Emergency Management is organized analysis, planning, decision-making and assignment of available resources to mitigate (lessen the effect of or prevent), prepare for, respond to, and recover from the effects of all hazards.

It is an integrated and comprehensive approach to the management of emergency programs and activities for all four emergency phases, for all types of emergencies and disasters, for all levels of government (local, state, and federal) and for the private sector.
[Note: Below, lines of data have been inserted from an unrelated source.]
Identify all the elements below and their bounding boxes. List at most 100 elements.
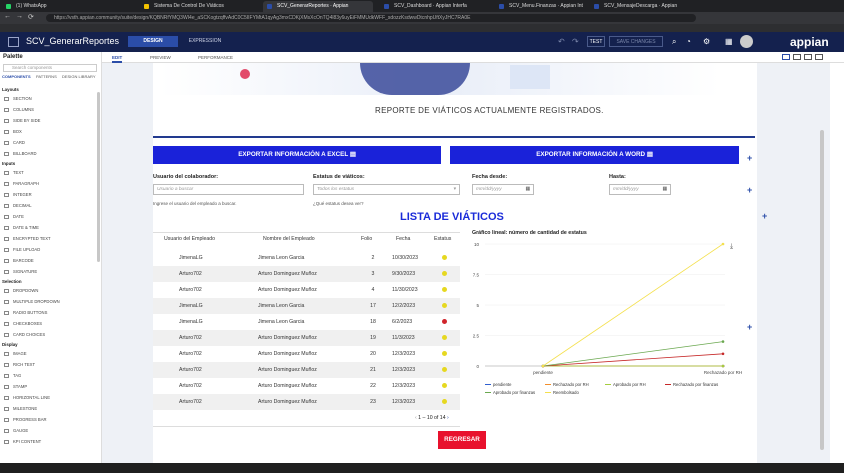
palette-item[interactable]: CARD CHOICES [4, 330, 45, 340]
palette-item-label: DROPDOWN [13, 288, 39, 293]
palette-item[interactable]: RICH TEXT [4, 360, 35, 370]
add-component-icon[interactable]: + [747, 153, 752, 163]
palette-item[interactable]: SIGNATURE [4, 267, 37, 277]
avatar[interactable] [740, 35, 753, 48]
table-row[interactable]: JimenaLG Jimena Leon Garcia 2 10/30/2023 [153, 250, 460, 266]
cell-fecha: 12/3/2023 [392, 399, 416, 405]
data-point [721, 352, 725, 356]
palette-item-label: RICH TEXT [13, 362, 36, 367]
back-icon[interactable]: ← [4, 13, 11, 20]
palette-section-header[interactable]: Layouts [2, 86, 19, 94]
palette-item[interactable]: MULTIPLE DROPDOWN [4, 297, 60, 307]
table-row[interactable]: Arturo702 Arturo Dominguez Muñoz 4 11/30/20… [153, 282, 460, 298]
table-row[interactable]: Arturo702 Arturo Dominguez Muñoz 22 12/3/20… [153, 378, 460, 394]
palette-item[interactable]: TEXT [4, 168, 24, 178]
export-excel-button[interactable]: EXPORTAR INFORMACIÓN A EXCEL ▤ [153, 146, 441, 164]
col-header-nombre[interactable]: Nombre del Empleado [263, 236, 315, 242]
browser-tab[interactable]: SCV_MensajeDescarga · Appian [590, 1, 680, 12]
palette-item[interactable]: SECTION [4, 94, 32, 104]
reload-icon[interactable]: ⟳ [28, 13, 34, 21]
apps-grid-icon[interactable]: ▦ [725, 37, 733, 46]
browser-tab[interactable]: Sistema De Control De Viáticos [140, 1, 255, 12]
palette-item[interactable]: CARD [4, 138, 25, 148]
table-row[interactable]: Arturo702 Arturo Dominguez Muñoz 21 12/3/20… [153, 362, 460, 378]
add-component-icon[interactable]: + [747, 185, 752, 195]
add-component-icon[interactable]: + [762, 211, 767, 221]
table-row[interactable]: JimenaLG Jimena Leon Garcia 17 12/2/2023 [153, 298, 460, 314]
forward-icon[interactable]: → [16, 13, 23, 20]
palette-item[interactable]: HORIZONTAL LINE [4, 393, 50, 403]
save-changes-button[interactable]: SAVE CHANGES [609, 36, 663, 47]
palette-scrollbar[interactable] [97, 92, 100, 262]
palette-item[interactable]: SIDE BY SIDE [4, 116, 40, 126]
layout-toggles[interactable] [782, 54, 842, 61]
palette-item[interactable]: BOX [4, 127, 22, 137]
add-component-icon[interactable]: + [747, 322, 752, 332]
browser-tab[interactable]: SCV_GenerarReportes · Appian [263, 1, 373, 12]
status-dropdown[interactable]: Todos los estatus ▾ [313, 184, 460, 195]
palette-item[interactable]: CHECKBOXES [4, 319, 42, 329]
url-input[interactable]: https://vsth.appian.community/suite/desi… [46, 14, 696, 22]
component-icon [4, 152, 9, 156]
palette-item[interactable]: PROGRESS BAR [4, 415, 47, 425]
date-to-input[interactable]: mm/dd/yyyy ▦ [609, 184, 671, 195]
component-icon [4, 300, 9, 304]
palette-section-header[interactable]: Display [2, 341, 18, 349]
undo-icon[interactable]: ↶ [558, 37, 565, 46]
history-icon[interactable]: ◔ [686, 37, 691, 46]
palette-item[interactable]: DATE & TIME [4, 223, 39, 233]
test-button[interactable]: TEST [587, 36, 605, 47]
table-row[interactable]: Arturo702 Arturo Dominguez Muñoz 23 12/3/20… [153, 394, 460, 410]
palette-item[interactable]: ENCRYPTED TEXT [4, 234, 51, 244]
col-header-fecha[interactable]: Fecha [396, 236, 410, 242]
palette-section-header[interactable]: Inputs [2, 160, 15, 168]
regresar-button[interactable]: REGRESAR [438, 431, 486, 449]
table-row[interactable]: Arturo702 Arturo Dominguez Muñoz 19 11/3/20… [153, 330, 460, 346]
palette-item[interactable]: BARCODE [4, 256, 34, 266]
expression-mode-button[interactable]: EXPRESSION [180, 36, 230, 47]
palette-item[interactable]: KPI CONTENT [4, 437, 41, 447]
menu-icon[interactable] [8, 37, 19, 47]
browser-tab[interactable]: SCV_Menu.Finanzas · Appian Inte [495, 1, 583, 12]
palette-item[interactable]: IMAGE [4, 349, 27, 359]
palette-item[interactable]: DATE [4, 212, 24, 222]
canvas-scrollbar[interactable] [820, 130, 824, 450]
palette-item[interactable]: FILE UPLOAD [4, 245, 40, 255]
palette-item[interactable]: RADIO BUTTONS [4, 308, 47, 318]
table-row[interactable]: Arturo702 Arturo Dominguez Muñoz 3 9/30/202… [153, 266, 460, 282]
redo-icon[interactable]: ↷ [572, 37, 579, 46]
component-icon [4, 237, 9, 241]
palette-item[interactable]: TAG [4, 371, 21, 381]
col-header-folio[interactable]: Folio [361, 236, 372, 242]
search-icon[interactable]: ⌕ [672, 37, 676, 47]
palette-tab[interactable]: PATTERNS [36, 74, 57, 79]
browser-tab[interactable]: SCV_Dashboard · Appian Interfa [380, 1, 488, 12]
palette-item[interactable]: DROPDOWN [4, 286, 38, 296]
col-header-estatus[interactable]: Estatus [434, 236, 451, 242]
design-mode-button[interactable]: DESIGN [128, 36, 178, 47]
table-row[interactable]: Arturo702 Arturo Dominguez Muñoz 20 12/3/20… [153, 346, 460, 362]
palette-section-header[interactable]: Selection [2, 278, 22, 286]
palette-item[interactable]: MILESTONE [4, 404, 37, 414]
palette-tab[interactable]: DESIGN LIBRARY [62, 74, 96, 79]
palette-tab[interactable]: COMPONENTS [2, 74, 31, 79]
tab-preview[interactable]: PREVIEW [150, 52, 171, 63]
browser-tab[interactable]: (1) WhatsApp [2, 1, 132, 12]
gear-icon[interactable]: ⚙ [703, 37, 710, 46]
palette-item[interactable]: DECIMAL [4, 201, 32, 211]
tab-edit[interactable]: EDIT [112, 52, 123, 63]
palette-item[interactable]: BILLBOARD [4, 149, 37, 159]
palette-item[interactable]: PARAGRAPH [4, 179, 39, 189]
user-search-input[interactable]: Usuario a buscar [153, 184, 304, 195]
export-word-button[interactable]: EXPORTAR INFORMACIÓN A WORD ▤ [450, 146, 739, 164]
palette-item[interactable]: GAUGE [4, 426, 28, 436]
table-row[interactable]: JimenaLG Jimena Leon Garcia 18 6/2/2023 [153, 314, 460, 330]
col-header-usuario[interactable]: Usuario del Empleado [164, 236, 215, 242]
palette-item[interactable]: INTEGER [4, 190, 32, 200]
date-from-input[interactable]: mm/dd/yyyy ▦ [472, 184, 534, 195]
tab-performance[interactable]: PERFORMANCE [198, 52, 233, 63]
palette-item[interactable]: COLUMNS [4, 105, 34, 115]
palette-item[interactable]: STAMP [4, 382, 27, 392]
next-page-icon[interactable]: › [446, 415, 449, 421]
palette-search-input[interactable]: Search components [3, 64, 97, 72]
The Four Phases of Emergency Management are:

  • MITIGATION – Activities which reduce or eliminate loss or life, injuries, and damage to property or the environment resulting from an emergency or disaster.
  • PREPAREDNESS – Actions taken to facilitate disaster response and recovery. These include developing and updating emergency operations plans, training response personnel, and maintaining emergency resources.
  • RESPONSE – Utilizing all systems, plans and resources available in the community to save lives, reduce damage to property and the environment, and to aid in recovery.
  • RECOVERY – Actions taken to return a community to pre-disaster or improved conditions.

Recovery is both a short-term and long-term process. In the short-term, recovery operations seek to restore vital services to the community and provide for the basic needs of the public. Long-term recovery focuses on restoring the community to its normal, or improved, state of affairs.

The recovery period is also an opportunity to institute mitigation measures to lessen the vulnerability of future disasters. The phases are cyclical – all activities and experiences lead back to the mitigation phase. We learn to prevent or lessen the impact of future emergencies by what we learn from past occurrences.

All-Hazards Approach – Comprehensive Emergency Management deals with all types of hazards. These include both natural (such as hurricanes and winter storms) as well as technological or man-made disasters (such as hazardous materials spills or terrorism incidents).